Drollery aside, this column is disappointed to sees the dreaded return of reports that television viewing is a signifier of evil influences. Lo these many years, watching TV has been cited as the reason for the degrading of public discourse and the epidemic of short attention spans in children who are by nature, easily distracted. “Blame TV” is the motto of every two-bit, short-attention-span pundit the world over.

This column says “hooey” to the alleged pestilence that is “binge-watch addiction.” The point, made clear in the way my attention was drawn to the matter, is to elevate people who call themselves a sobriety coach, or such, as big-time experts and talking heads pontificating about a scourge that doesn’t really exist. I mean, three people. Count ‘em: three people.

Besides, the habit of binge-watching did not start with Netflix and other streaming services. The possibility of watching multiple episodes of a TV series in a blowout was established years and years ago when an entire series was made available to own or rent on discs. Seriously now, think back and you’ll realize that binge-watching was established when Blockbuster Video was still a going concern. Note that the absurd report in that British paper actually used the antique term, “box set.”
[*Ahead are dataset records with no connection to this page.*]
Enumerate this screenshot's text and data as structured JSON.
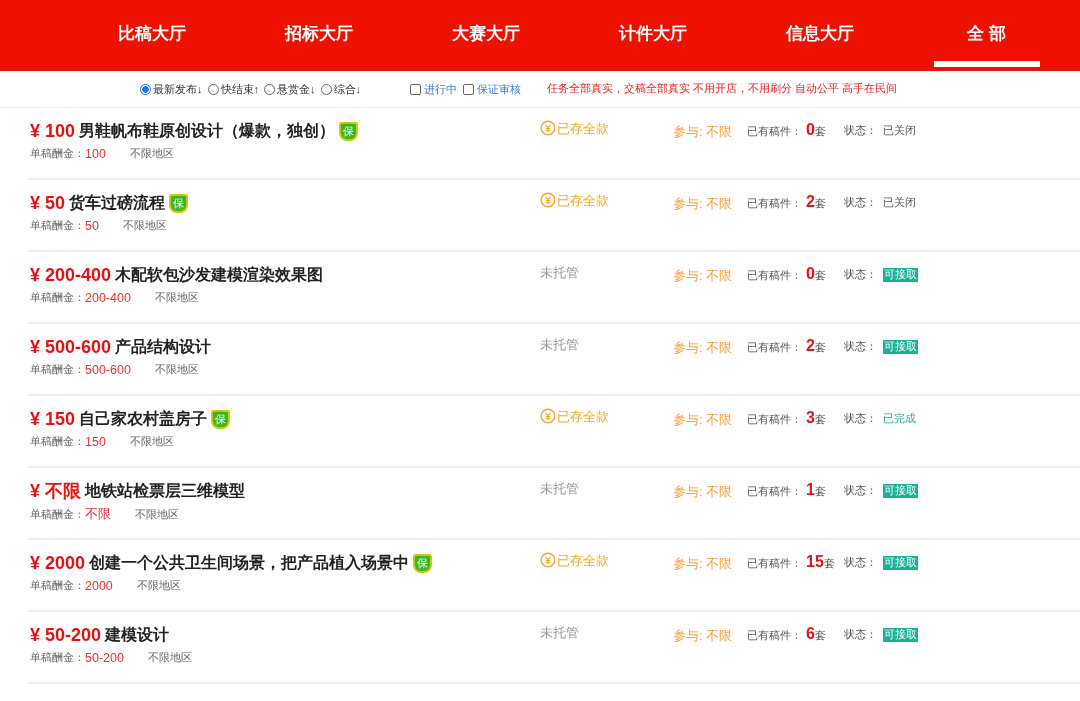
{
  "nav": [
    {
      "label": "比稿大厅",
      "selected": false
    },
    {
      "label": "招标大厅",
      "selected": false
    },
    {
      "label": "大赛大厅",
      "selected": false
    },
    {
      "label": "计件大厅",
      "selected": false
    },
    {
      "label": "信息大厅",
      "selected": false
    },
    {
      "label": "全 部",
      "selected": true
    }
  ],
  "sort_options": [
    {
      "label": "最新发布↓",
      "selected": true
    },
    {
      "label": "快结束↑",
      "selected": false
    },
    {
      "label": "悬赏金↓",
      "selected": false
    },
    {
      "label": "综合↓",
      "selected": false
    }
  ],
  "filters": [
    {
      "label": "进行中",
      "checked": false
    },
    {
      "label": "保证审核",
      "checked": false
    }
  ],
  "slogan": "任务全部真实，交稿全部真实 不用开店，不用刷分 自动公平 高手在民间",
  "tasks": [
    {
      "price": "¥ 100",
      "title": "男鞋帆布鞋原创设计（爆款，独创）",
      "badge": "保",
      "fee_label": "单稿酬金：",
      "fee": "100",
      "region": "不限地区",
      "escrow": "已存全款",
      "paid": true,
      "participate": "参与: 不限",
      "count_label": "已有稿件：",
      "count": "0",
      "count_unit": "套",
      "status_label": "状态：",
      "status": {
        "kind": "closed",
        "text": "已关闭"
      }
    },
    {
      "price": "¥ 50",
      "title": "货车过磅流程",
      "badge": "保",
      "fee_label": "单稿酬金：",
      "fee": "50",
      "region": "不限地区",
      "escrow": "已存全款",
      "paid": true,
      "participate": "参与: 不限",
      "count_label": "已有稿件：",
      "count": "2",
      "count_unit": "套",
      "status_label": "状态：",
      "status": {
        "kind": "closed",
        "text": "已关闭"
      }
    },
    {
      "price": "¥ 200-400",
      "title": "木配软包沙发建模渲染效果图",
      "fee_label": "单稿酬金：",
      "fee": "200-400",
      "region": "不限地区",
      "escrow": "未托管",
      "paid": false,
      "participate": "参与: 不限",
      "count_label": "已有稿件：",
      "count": "0",
      "count_unit": "套",
      "status_label": "状态：",
      "status": {
        "kind": "open",
        "text": "可接取"
      }
    },
    {
      "price": "¥ 500-600",
      "title": "产品结构设计",
      "fee_label": "单稿酬金：",
      "fee": "500-600",
      "region": "不限地区",
      "escrow": "未托管",
      "paid": false,
      "participate": "参与: 不限",
      "count_label": "已有稿件：",
      "count": "2",
      "count_unit": "套",
      "status_label": "状态：",
      "status": {
        "kind": "open",
        "text": "可接取"
      }
    },
    {
      "price": "¥ 150",
      "title": "自己家农村盖房子",
      "badge": "保",
      "fee_label": "单稿酬金：",
      "fee": "150",
      "region": "不限地区",
      "escrow": "已存全款",
      "paid": true,
      "participate": "参与: 不限",
      "count_label": "已有稿件：",
      "count": "3",
      "count_unit": "套",
      "status_label": "状态：",
      "status": {
        "kind": "done",
        "text": "已完成"
      }
    },
    {
      "price": "¥ 不限",
      "title": "地铁站检票层三维模型",
      "fee_label": "单稿酬金：",
      "fee": "不限",
      "region": "不限地区",
      "escrow": "未托管",
      "paid": false,
      "participate": "参与: 不限",
      "count_label": "已有稿件：",
      "count": "1",
      "count_unit": "套",
      "status_label": "状态：",
      "status": {
        "kind": "open",
        "text": "可接取"
      }
    },
    {
      "price": "¥ 2000",
      "title": "创建一个公共卫生间场景，把产品植入场景中",
      "badge": "保",
      "fee_label": "单稿酬金：",
      "fee": "2000",
      "region": "不限地区",
      "escrow": "已存全款",
      "paid": true,
      "participate": "参与: 不限",
      "count_label": "已有稿件：",
      "count": "15",
      "count_unit": "套",
      "status_label": "状态：",
      "status": {
        "kind": "open",
        "text": "可接取"
      }
    },
    {
      "price": "¥ 50-200",
      "title": "建模设计",
      "fee_label": "单稿酬金：",
      "fee": "50-200",
      "region": "不限地区",
      "escrow": "未托管",
      "paid": false,
      "participate": "参与: 不限",
      "count_label": "已有稿件：",
      "count": "6",
      "count_unit": "套",
      "status_label": "状态：",
      "status": {
        "kind": "open",
        "text": "可接取"
      }
    }
  ]
}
This column was put in mind of the absurdity of theories about the dangers of television recently when it met up with a friend from Newfoundland. The friend was talking about family matters there and reported that her Nan, who is 96 years old, was disappointed that her evenings out at bingo were curtailed to three nights a week from five, because of the inclement winter weather. What was Nan doing on these stay-home nights? Watching and enjoying old movies on the Turner Classic Movies channel.

What Nan has, is discipline. Bit of this, bit of that. We all have discipline and it ill-behooves anyone to blame television for destroying anything or any person.